Entre autres effets de la Révolution du 14 janvier 2011, la naissance de
nouveaux titres dans la presse écrite, surtout les hebdomadaires et,
moindrement, les mensuels. Les titres ayant obtenu des visas s’élèvent, au
moins, à une vingtaine, dont quelques uns ont déjà vu le jour, les autres
attendant la manne de grands bailleurs de fonds pour s’installer, s’équiper et
sortir sur le marché. Premier constat: d’une part, des hommes de la plume qui,
sans assise financière même modeste, resteront à jamais dépendants de leurs
financiers; d’autre part, des industriels qui investissent, ou vont investir,
dans un secteur qui va à plus ou moins brève échéance s’essouffler –s’il ne
l’est pas déjà.
En face de cette course vers la création de journaux, on trouve les nouveaux
partis nés à la faveur de la Révolution: ils sont au nombre d’une bonne
soixantaine et, le plus naturellement du monde, presque par définition, un parti
a besoin d’un journal propre qui soit en quelque sorte son porte-parole. A
supposer maintenant que tous ces nouveaux partis soient capables de résister et
de survivre (en politique, on n’est jamais sûr de rien), le paysage médiatique
tunisien va donc connaître, au moins, soixante-dix nouveaux titres qui vont
s’ajouter à ceux existants et qui sont au nombre d’une vingtaine –sinon plus.
Donc, si tout va bien, le marché des journaux va en offrir dans les mois qui
viennent un total d’à peu près une centaine.

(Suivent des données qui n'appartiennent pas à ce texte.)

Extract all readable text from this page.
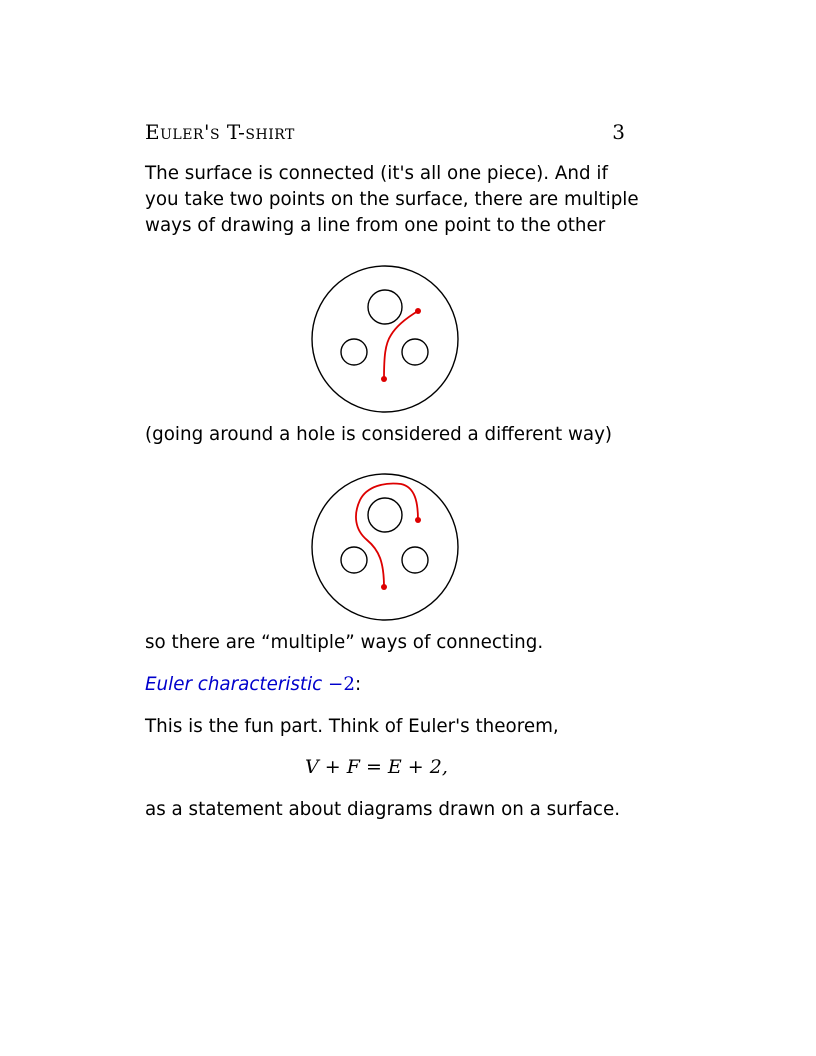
Euler's T-shirt	3
The surface is connected (it's all one piece). And if
you take two points on the surface, there are multiple
ways of drawing a line from one point to the other
(going around a hole is considered a different way)
so there are “multiple” ways of connecting.
Euler characteristic −2:
This is the fun part. Think of Euler's theorem,
V + F = E + 2,
as a statement about diagrams drawn on a surface.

Or, ce n’est un secret pour personne que le média, de quelque support qu’il
soit, vit de publicité. Jusqu’à il y a deux ou trois ans, on estimait le marché
de la publicité à environ cent millions de dinars. Ce marché faisait vivre
toutes les radios, toutes les chaînes de télévision et tous les journaux,
quelles que soient leur périodicité et leur importance. Certes, l’ATCE faisait
la pluie (pour les uns) et le beau temps (pour les autres). Il est vrai aussi
que la disparition de cette institution va changer le climat qui régnait
jusqu’au 13 janvier dernier, en ce sens que les annonceurs, publics et privés,
sont désormais libres de choisir le support qui sert le mieux leurs intérêts.

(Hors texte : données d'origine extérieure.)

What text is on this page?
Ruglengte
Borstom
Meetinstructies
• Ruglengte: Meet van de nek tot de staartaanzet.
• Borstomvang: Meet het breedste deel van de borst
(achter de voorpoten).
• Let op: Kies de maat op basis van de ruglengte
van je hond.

Sauf qu’il y a une donne qui reste, elle, inflexible, inchangeable, ou très peu.
C’est la tradition qui a fait naître chez nombre d’annonceurs un réflexe
quasiment automatique. Par exemple, le journal La Presse demeure, en dépit de
tout, indétrônable côté petites annonces comme côté publicité de grande
envergure (quart de page, demi page, pages entières). Vieux de 75 ans, ce
quotidien est par la force de l’âge l’adresse presque unique vers laquelle
s’acheminent toutes sortes d’annonces. Tout comme il y a aussi ces autres
journaux (hebdos ou quotidiens) qui ont pu fidéliser le long de leur histoire
des annonceurs qui assurent leur survie.
En revanche, un nouveau titre qui arrive sur le marché se doit d’abord d’avoir
son propre lectorat. Le marché de la publicité ne fonctionne pas avec les
sentiments, l’amitié ou le copinage, mais au vu du lectorat, de l’audimat.
L’industriel ou l’homme d’affaires le plus riche au monde ne peut pas vous
soutenir indéfiniment si vous n’intéressez qu’une poignée d’auditeurs, de
téléspectateurs ou de lecteurs, ce serait jeter de l’argent par la fenêtre.
Comment se profile donc l’avenir de ces nouveaux titres et de tous ceux qui vont
arriver? Le moins qu’on puisse dire, c’est qu’il est peu sûr. Car il y a un
autre facteur à prendre en considération: sur les 10,5 millions d’habitants que
compte la Tunisie (c’est un chiffre assez large), il y aurait combien de
lecteurs potentiels? Sans oublier l’autre facteur: les inconditionnels de la
presse étrangère (Le Monde, Le Figaro, Jeune Afrique, Le Point, L’Express, Le
Nouvel Observateur, etc.). C’est dire le caractère par trop sérieux de la
question: un nouveau titre va se positionner par rapport à l’ensemble de toutes
ces publications. Et ça, ce n’est pas un jeu d’enfants.